Five patients (0.9%) suffered from cerebrovascular accident (CVA). Incidentally, two of the five CVAs occurred 24–48 hours after the procedure. Hemopericardium occurred in seven patients (1.4%); one of these seven patients required cardiovascular surgical repair of the perforation of the left atrium at the ablation site, while the remaining six patients were treated successfully with pericardiocentesis. Nine patients developed major vascular complications at the groin sites (seven pseudoanerysm and two atrioventricular fistula). Two patients developed atrioventricular block and required permanent pacemaker implantation.
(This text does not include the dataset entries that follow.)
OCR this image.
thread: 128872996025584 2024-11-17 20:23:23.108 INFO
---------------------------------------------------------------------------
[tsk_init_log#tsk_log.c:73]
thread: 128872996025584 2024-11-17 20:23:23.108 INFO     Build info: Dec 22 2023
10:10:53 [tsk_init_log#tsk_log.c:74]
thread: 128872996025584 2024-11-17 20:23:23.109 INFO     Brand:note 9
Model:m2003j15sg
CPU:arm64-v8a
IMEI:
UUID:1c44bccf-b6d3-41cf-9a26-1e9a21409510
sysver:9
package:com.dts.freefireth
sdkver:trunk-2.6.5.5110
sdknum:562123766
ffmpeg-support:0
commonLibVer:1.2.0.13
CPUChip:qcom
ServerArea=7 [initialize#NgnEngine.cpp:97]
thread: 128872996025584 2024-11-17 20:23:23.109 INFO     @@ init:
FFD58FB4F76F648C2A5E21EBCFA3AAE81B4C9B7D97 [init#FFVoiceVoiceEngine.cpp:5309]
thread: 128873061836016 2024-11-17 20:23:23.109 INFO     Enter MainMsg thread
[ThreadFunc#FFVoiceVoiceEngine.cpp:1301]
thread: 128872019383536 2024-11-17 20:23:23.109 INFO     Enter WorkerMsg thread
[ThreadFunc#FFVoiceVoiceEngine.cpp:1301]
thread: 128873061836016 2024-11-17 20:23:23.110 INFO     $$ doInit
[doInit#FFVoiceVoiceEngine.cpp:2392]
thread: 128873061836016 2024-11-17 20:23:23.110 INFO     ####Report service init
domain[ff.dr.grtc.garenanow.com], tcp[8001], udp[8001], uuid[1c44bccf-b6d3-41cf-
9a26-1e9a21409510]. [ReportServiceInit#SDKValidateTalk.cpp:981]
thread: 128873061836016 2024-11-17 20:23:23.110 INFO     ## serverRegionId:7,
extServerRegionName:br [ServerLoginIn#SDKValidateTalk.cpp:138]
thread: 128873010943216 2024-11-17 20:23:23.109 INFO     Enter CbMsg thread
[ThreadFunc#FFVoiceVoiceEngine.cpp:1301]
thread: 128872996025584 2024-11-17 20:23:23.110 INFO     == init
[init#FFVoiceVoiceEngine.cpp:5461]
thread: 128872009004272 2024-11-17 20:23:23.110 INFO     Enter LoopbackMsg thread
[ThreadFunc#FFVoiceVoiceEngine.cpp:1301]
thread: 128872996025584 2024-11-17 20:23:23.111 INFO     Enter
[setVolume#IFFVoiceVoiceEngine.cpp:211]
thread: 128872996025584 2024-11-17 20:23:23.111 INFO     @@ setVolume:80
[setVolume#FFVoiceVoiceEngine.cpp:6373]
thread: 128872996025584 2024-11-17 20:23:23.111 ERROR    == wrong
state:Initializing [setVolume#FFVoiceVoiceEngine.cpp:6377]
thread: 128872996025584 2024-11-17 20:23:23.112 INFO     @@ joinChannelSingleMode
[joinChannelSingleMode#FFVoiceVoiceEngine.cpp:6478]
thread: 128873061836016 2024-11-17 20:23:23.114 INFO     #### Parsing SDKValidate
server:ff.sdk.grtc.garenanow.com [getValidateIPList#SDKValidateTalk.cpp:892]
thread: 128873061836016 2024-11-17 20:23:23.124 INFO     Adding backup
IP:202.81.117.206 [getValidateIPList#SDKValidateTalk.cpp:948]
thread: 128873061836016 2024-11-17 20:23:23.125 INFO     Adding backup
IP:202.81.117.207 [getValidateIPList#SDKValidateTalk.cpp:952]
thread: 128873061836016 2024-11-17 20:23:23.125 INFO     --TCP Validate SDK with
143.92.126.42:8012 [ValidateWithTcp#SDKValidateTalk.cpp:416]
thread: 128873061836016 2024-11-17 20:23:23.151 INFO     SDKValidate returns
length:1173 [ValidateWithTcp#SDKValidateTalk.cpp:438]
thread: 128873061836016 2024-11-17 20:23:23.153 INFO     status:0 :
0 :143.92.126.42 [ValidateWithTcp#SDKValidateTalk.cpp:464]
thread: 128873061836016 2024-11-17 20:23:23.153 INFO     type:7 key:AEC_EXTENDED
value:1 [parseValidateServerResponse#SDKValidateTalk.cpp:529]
Three patients had a transient pulmonary edema after the procedure.
Our study is the first to evaluate the safety and efficacy of catheter ablation in high-risk patients with AF. Our patients were much older than those in other studies with catheter ablation with AF. Despite these high-risk patients, our data clearly indicated that CFAE-targeted ablation of AF is effective in maintaining SR in selected high-risk AF patients and may allow patients to stop warfarin therapy. SR after AF ablation is a marker of relatively low mortality and stroke risk. Ablation is associated with mortality and/or stroke reduction. Our report here is from a single center; however, while needing further confirmation from large multicenter trials, these data are compelling and clearly suggest that catheter substrate ablation for controlling AF is a therapeutic modality whose time may have arrived.